Pests do not just prove a nuisance inside your home. Sometimes, pests can be an issue outdoors, and even on your lawn. One of the primary pests to watch out for in many areas is the sod webworm. This pest is not a true worm. It's actually the larval stage of a species of brown moth. Sod webworm infestations can wreak havoc on your grass, but if you know how to recognize them, you can treat them and prevent larger issues.
How to Recognize a Sod Webworm Infestation
The first sign of sod webworms is usually browning grass. The grass turns brown because the larvae are eating its roots. Once the roots of the grass are gone, then the grass can no longer take up the water and nutrients that the rest of the grass plant needs to survive.
Of course, sod webworms are not the only cause of brown lawns. Browning can also be caused by a lack of water, or by over-fertilization. So, to tell whether the worms are at fault for your browning, you need to do one more thing. Take a little shovel, shove it into the soil, and lift it up. You need to see a few inches of soil. If you see lots of little, brown, and yellow larvae wriggling around, along with what looks like spider webs, you have sod webworms.

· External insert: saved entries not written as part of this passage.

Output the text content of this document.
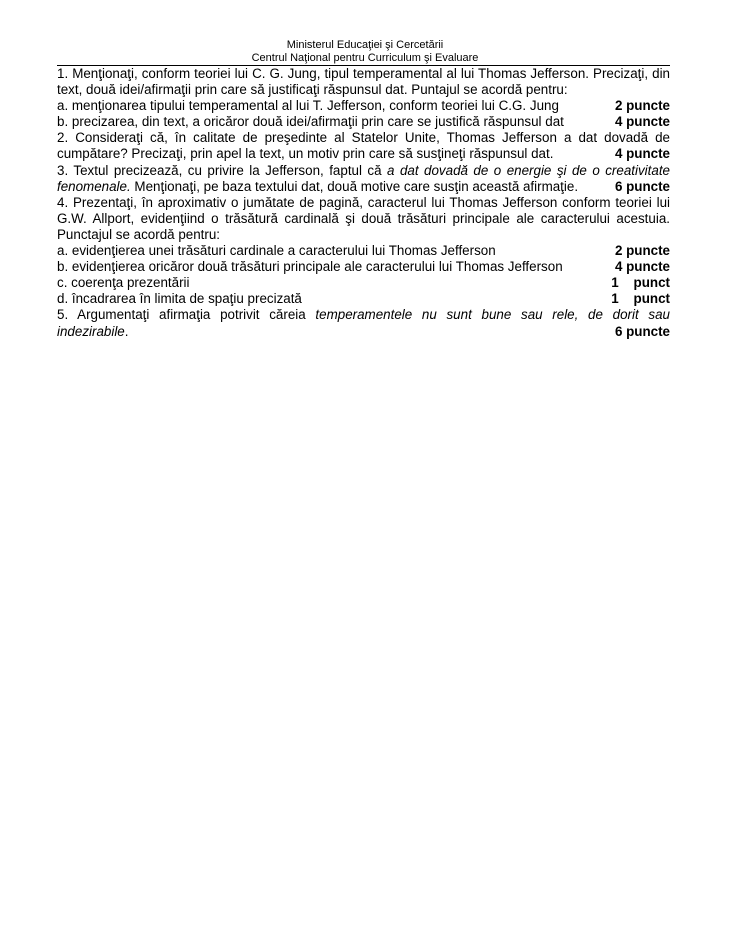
Ministerul Educaţiei şi Cercetării
Centrul Naţional pentru Curriculum şi Evaluare

1. Menţionaţi, conform teoriei lui C. G. Jung, tipul temperamental al lui Thomas Jefferson. Precizaţi, din text, două idei/afirmaţii prin care să justificaţi răspunsul dat. Puntajul se acordă pentru:

a. menţionarea tipului temperamental al lui T. Jefferson, conform teoriei lui C.G. Jung	2 puncte
b. precizarea, din text, a oricăror două idei/afirmaţii prin care se justifică răspunsul dat	4 puncte

2. Consideraţi că, în calitate de preşedinte al Statelor Unite, Thomas Jefferson a dat dovadă de

cumpătare? Precizaţi, prin apel la text, un motiv prin care să susţineţi răspunsul dat.	4 puncte

3. Textul precizează, cu privire la Jefferson, faptul că a dat dovadă de o energie şi de o creativitate

fenomenale. Menţionaţi, pe baza textului dat, două motive care susţin această afirmaţie.	6 puncte

4. Prezentaţi, în aproximativ o jumătate de pagină, caracterul lui Thomas Jefferson conform teoriei lui G.W. Allport, evidenţiind o trăsătură cardinală şi două trăsături principale ale caracterului acestuia. Punctajul se acordă pentru:

a. evidenţierea unei trăsături cardinale a caracterului lui Thomas Jefferson	2 puncte
b. evidenţierea oricăror două trăsături principale ale caracterului lui Thomas Jefferson	4 puncte
c. coerenţa prezentării	1    punct
d. încadrarea în limita de spaţiu precizată	1    punct

5. Argumentaţi afirmaţia potrivit căreia temperamentele nu sunt bune sau rele, de dorit sau

indezirabile.	6 puncte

Treating a Sod Webworm Infestation
The earlier you treat an infestation, the better. Start with insecticides. Most general-purpose insecticides will kill the worms. Scatter an insecticide powder or pellet over your entire lawn. Then, water the lawn lightly to drive the insecticide into the soil. The best time to do this is at night when the worms are most active.
After using the insecticide, wait a couple of weeks. The larvae should die off within this time. Then, retreat to the lawn for good measure, just in case some larvae survived the first time around.

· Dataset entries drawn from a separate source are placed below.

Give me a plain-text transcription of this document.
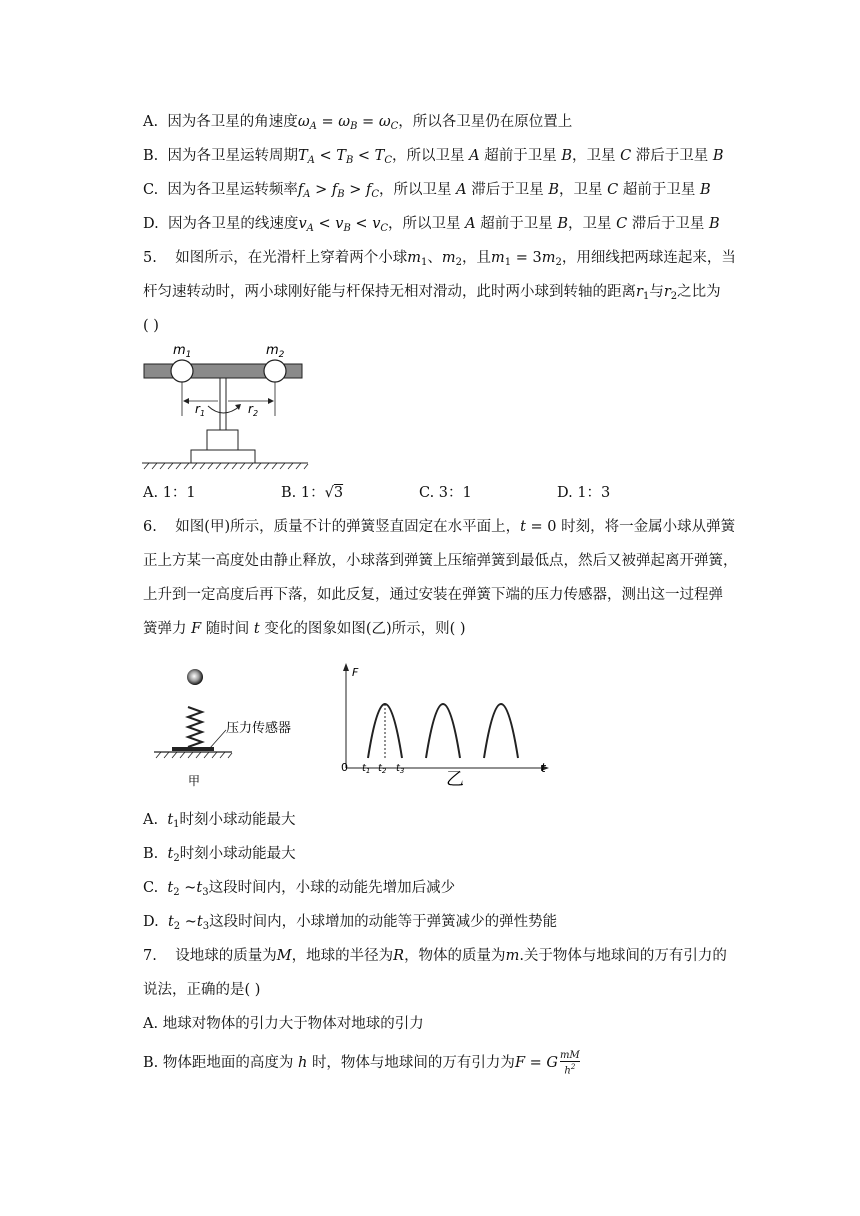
A. 因为各卫星的角速度$\omega_A = \omega_B = \omega_C$，所以各卫星仍在原位置上
B. 因为各卫星运转周期$T_A < T_B < T_C$，所以卫星 A 超前于卫星 B，卫星 C 滞后于卫星 B
C. 因为各卫星运转频率$f_A > f_B > f_C$，所以卫星 A 滞后于卫星 B，卫星 C 超前于卫星 B
D. 因为各卫星的线速度$v_A < v_B < v_C$，所以卫星 A 超前于卫星 B，卫星 C 滞后于卫星 B
5. 如图所示，在光滑杆上穿着两个小球$m_1$、$m_2$，且$m_1 = 3m_2$，用细线把两球连起来，当
杆匀速转动时，两小球刚好能与杆保持无相对滑动，此时两小球到转轴的距离$r_1$与$r_2$之比为
( )
$m_1$	$m_2$
$r_1$	$r_2$
A. 1：1	B. 1：√3	C. 3：1	D. 1：3
6. 如图(甲)所示，质量不计的弹簧竖直固定在水平面上，t = 0 时刻，将一金属小球从弹簧
正上方某一高度处由静止释放，小球落到弹簧上压缩弹簧到最低点，然后又被弹起离开弹簧，
上升到一定高度后再下落，如此反复，通过安装在弹簧下端的压力传感器，测出这一过程弹
簧弹力 F 随时间 t 变化的图象如图(乙)所示，则( )
压力传感器
甲
F
t
0 $t_1$ $t_2$ $t_3$ 乙
A.  $t_1$时刻小球动能最大
B.  $t_2$时刻小球动能最大
C.  $t_2$ $\sim t_3$这段时间内，小球的动能先增加后减少
D.  $t_2$ $\sim t_3$这段时间内，小球增加的动能等于弹簧减少的弹性势能
7. 设地球的质量为M，地球的半径为R，物体的质量为m.关于物体与地球间的万有引力的
说法，正确的是( )
A. 地球对物体的引力大于物体对地球的引力
B. 物体距地面的高度为 h 时，物体与地球间的万有引力为F = G $\frac{mM}{h^2}$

A couple of weeks after the second insecticide application, you can pull up any dead grass, put down some fresh soil, and seed the areas that are now bare. The grass should re-grow healthy and strong.
Sod webworms can be quite a nuisance, but they're rather easy to eradicate with insecticides. If you run into trouble, call a lawn care or pest control company. They should have the skills and solutions needed to eradicate even the largest sod webworm populations.